Keiser war nachweislich von 1703 bis 1706 Direktor der Gänsemarktoper in Hamburg. Durch die nicht vollständig überlieferten Lebensstationen Keisers ist aber die Geschichte der Oper „Der angenehme Betrug oder Der Carneval vonVenedig“ nicht restlos geklärt. Keiser, der aus Teuchern bei Weißenfels stammte, hielt sich nachweislich zur Premiere seiner Oper Almira 1704 in Weißenfels auf. Daneben sind auch Aufenthalte Keisers zwischen 1706 und 1709 in Weißenfels dokumentiert. Im Jahre 1705 wurden lt. Gottsched an der Weißenfelser Hofoper dessen Oper „Der Karneval in Venedig“ aufgeführt. Ob Keiser oder Johann David Heinichen hier der Komponist war, ist nicht wirklich klar. Im Jahre 1707 erfolgte dann die Uraufführung in Hamburg. Die Oper wurde dafür von Christoph Graupner bearbeitet (der wahrscheinlich einige Arien dazukomponierte), von Mauritz Cuno († 1712) mit plattdeutschen Texte angereichert und erhielt der Zusatz Der angenehme Betrug. Die Oper avancierte zu einer der beliebtesten an der Gänsemarktoper, so dass dort weitere Aufführungen in den Jahren 1708, 1711, 1718, 1723–1725, 1731 und 1733–1735 bezeugt sind. Auch an der Leipziger Oper am Brühl 1709 und am Opernhaus vorm Salztor in Naumburg 1711 sind Aufführungen der Oper dokumentiert.

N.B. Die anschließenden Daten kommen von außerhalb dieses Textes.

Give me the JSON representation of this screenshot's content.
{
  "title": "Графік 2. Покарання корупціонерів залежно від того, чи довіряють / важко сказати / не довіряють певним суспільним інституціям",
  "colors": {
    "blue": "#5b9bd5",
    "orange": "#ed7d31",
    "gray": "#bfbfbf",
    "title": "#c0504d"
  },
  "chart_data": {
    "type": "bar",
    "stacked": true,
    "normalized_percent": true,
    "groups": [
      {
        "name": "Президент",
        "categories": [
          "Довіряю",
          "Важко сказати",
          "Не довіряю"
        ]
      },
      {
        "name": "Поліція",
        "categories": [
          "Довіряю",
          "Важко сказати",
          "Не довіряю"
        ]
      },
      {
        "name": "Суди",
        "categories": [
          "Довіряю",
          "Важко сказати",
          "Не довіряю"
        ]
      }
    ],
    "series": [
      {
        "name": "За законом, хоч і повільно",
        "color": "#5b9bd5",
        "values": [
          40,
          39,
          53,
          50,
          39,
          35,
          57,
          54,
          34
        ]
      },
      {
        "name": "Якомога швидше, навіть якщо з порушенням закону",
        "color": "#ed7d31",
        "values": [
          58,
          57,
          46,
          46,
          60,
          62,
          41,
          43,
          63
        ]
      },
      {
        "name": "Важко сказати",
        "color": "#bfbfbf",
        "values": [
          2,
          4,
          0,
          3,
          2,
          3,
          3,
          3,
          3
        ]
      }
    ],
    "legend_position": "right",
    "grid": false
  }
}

Die Oper wurde nun am 3. Juli 2022 im Altonaer Theater vom Ensemble Barockwerk Hamburg neu aufgeführt. Eine zweite Aufführung erfolgte im Rahmen der Innsbrucker Festwochen der Alten Musik am 13. August 2023. Die Grundlage der vorliegenden Einspielung ist eine (verschollen geglaubte) Hamburger Musikhandschrift, die erst 1991 aus kriegsbedingter Verlagerung gen Ostdeutschland nach Hamburg zurückkehrte. Der hohen Zahl an überlieferten 32 Arien, vier Duetten und einem Chor stehen allerdings wesentliche Teile der Oper gegenüber, die nicht erhalten sind. Dazu gehören die Ouvertüre, Tanzmusiken, welche durch Musiknummern aus anderen Opern Keisers ergänzt werden mussten, und sämtliche Rezitative, welche rekonstruiert wurden. Der traditionelle Gebrauch der Perkussionsinstrumente – typisch für den Karneval – wurde „frei improvisierend getrommelt, gerasselt und geklappert.“ Einige Chöre wurden aus anderen Keiser-Opern entwendet, Chöre in denen es ums pure Vergnügen geht: Trinken, Tanzen, Glücksspeilen und Singen. Die verschollene Ouvertüre wurde einer von dem Keiser-Zeitgenossen Johann Mattheson in seinem Werk „Der vollkommene Capellmeister“ als bespielhaft erwähnten, aber nicht einem bekannten Werk Kaisers zuzuordnenden schmissigen Ouvertüre ersetzt. Auch gibt es gibt Anleihen von Regnard und Campra, aber auch Entlehnungen aus der Oper „Heinrich der Vogler“ von Georg Caspar Schürman (einem weiteren Komponisten der Gänsemarkt-Oper). Es handelt sich um sein im niederdeutschen verfassten „Mummelied“, in dem vom guten Rheinischen Wein und von „Swiens-Braden“ die Rede ist.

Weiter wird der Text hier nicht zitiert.